The Indicator release expands quite a bit on the preceding editions and also looks the best of any available options, with Sony's mint HD master looking terrific here with excellent detail (apart from a jarring unavoidable moment of rear projection). The older Ellroy-Muller commentary is carried over here, and you also get a far more genteel new track with David Del Valle (whose cousin Jaime produced the film) and the erudite C Courtney Joyner; it's more of a traditional movie buff kind of track with plenty of tidbits about the relationship to the TV show, "prickly" cinematographer Hal Mohr, other '50s noirs around the same time, the various actors (including a very young, very blond Richard Jaeckel as the ring's driver), and more. Ported over from the Sony DVD set is "The Influence of Noir" (6m29s) with Christopher Nolan chatting about the cinematic style's impact and defining traits, while the new "The Streets of San Francisco" (7m8s) covers the multitude of real shooting locations staggered throughout the film. Also included are three episodes of the radio series of the same title (which preceded both the film and TV series): 1950's "The Candy Store Murder" (29m50s), written by Blake Edwards and featuring Raymond Burr and Jeanette Nolan; 1951's "The Case of Frankie and Joyce" (30m51s) featuring Howard McNear, John McIntire, Nolan, and Virginia Gregg; and 1951's "The Harrowing Haggada Handball Case" (25m56s), written by Edwards and Richard Quine with guest stars including Hy Averback and Dave Young in addition to regular stars Bill Johnstone and Wally Maher.

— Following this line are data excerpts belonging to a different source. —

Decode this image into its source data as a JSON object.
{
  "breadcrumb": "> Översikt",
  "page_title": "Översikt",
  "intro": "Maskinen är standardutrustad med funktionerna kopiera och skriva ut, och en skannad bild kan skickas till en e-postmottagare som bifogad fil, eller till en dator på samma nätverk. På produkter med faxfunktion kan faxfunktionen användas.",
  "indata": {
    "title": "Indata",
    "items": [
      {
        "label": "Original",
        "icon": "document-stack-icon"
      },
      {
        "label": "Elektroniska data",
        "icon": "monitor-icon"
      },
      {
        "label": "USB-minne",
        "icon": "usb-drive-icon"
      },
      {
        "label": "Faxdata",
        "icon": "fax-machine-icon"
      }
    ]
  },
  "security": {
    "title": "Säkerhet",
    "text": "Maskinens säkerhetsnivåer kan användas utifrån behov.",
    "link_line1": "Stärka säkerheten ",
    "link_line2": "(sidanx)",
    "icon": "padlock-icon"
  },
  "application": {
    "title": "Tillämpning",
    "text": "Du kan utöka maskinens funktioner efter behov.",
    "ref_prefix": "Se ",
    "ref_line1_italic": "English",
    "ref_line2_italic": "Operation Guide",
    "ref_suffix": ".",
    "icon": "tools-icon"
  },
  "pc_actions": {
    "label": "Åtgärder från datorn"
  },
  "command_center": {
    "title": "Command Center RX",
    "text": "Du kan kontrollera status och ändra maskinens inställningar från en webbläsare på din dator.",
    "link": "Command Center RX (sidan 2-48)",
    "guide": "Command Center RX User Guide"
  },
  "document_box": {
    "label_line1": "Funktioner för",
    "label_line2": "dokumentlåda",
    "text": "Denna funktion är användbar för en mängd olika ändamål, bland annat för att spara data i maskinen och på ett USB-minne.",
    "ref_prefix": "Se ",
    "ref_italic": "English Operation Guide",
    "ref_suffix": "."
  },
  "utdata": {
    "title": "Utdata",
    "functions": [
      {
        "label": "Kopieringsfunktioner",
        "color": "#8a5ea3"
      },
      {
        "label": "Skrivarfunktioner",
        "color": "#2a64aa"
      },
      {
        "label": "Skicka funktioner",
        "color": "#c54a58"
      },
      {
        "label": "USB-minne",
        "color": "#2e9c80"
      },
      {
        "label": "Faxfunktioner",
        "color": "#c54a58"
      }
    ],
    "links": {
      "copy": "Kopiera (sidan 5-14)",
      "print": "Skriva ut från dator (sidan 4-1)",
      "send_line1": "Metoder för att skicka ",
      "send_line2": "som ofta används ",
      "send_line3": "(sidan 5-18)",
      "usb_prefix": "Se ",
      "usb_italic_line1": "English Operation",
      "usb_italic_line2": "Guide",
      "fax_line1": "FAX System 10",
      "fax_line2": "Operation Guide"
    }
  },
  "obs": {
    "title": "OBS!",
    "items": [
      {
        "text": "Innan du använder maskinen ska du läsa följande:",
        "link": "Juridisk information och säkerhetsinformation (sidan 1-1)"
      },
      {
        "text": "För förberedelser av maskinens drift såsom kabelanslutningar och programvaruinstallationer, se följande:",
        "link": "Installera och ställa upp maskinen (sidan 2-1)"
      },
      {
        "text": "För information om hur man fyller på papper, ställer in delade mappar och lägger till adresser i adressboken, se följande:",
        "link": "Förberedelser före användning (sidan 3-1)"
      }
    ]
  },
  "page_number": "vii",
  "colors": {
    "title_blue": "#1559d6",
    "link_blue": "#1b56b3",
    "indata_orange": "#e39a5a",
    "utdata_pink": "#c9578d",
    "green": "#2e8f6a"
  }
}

You also get the theatrical trailer (both standalone and a Trailers from Hell option presented by Josh Olson), a small gallery of nine images, and our final Stooges short, 1953's "Tricky Dicks" (15m57s), a very funny send-up of crime procedurals with Moe, Larry, and Shemp having a very eventful day at the police station while a killer's on the loose. The limited edition (6,000 units) also comes with a 120-page book.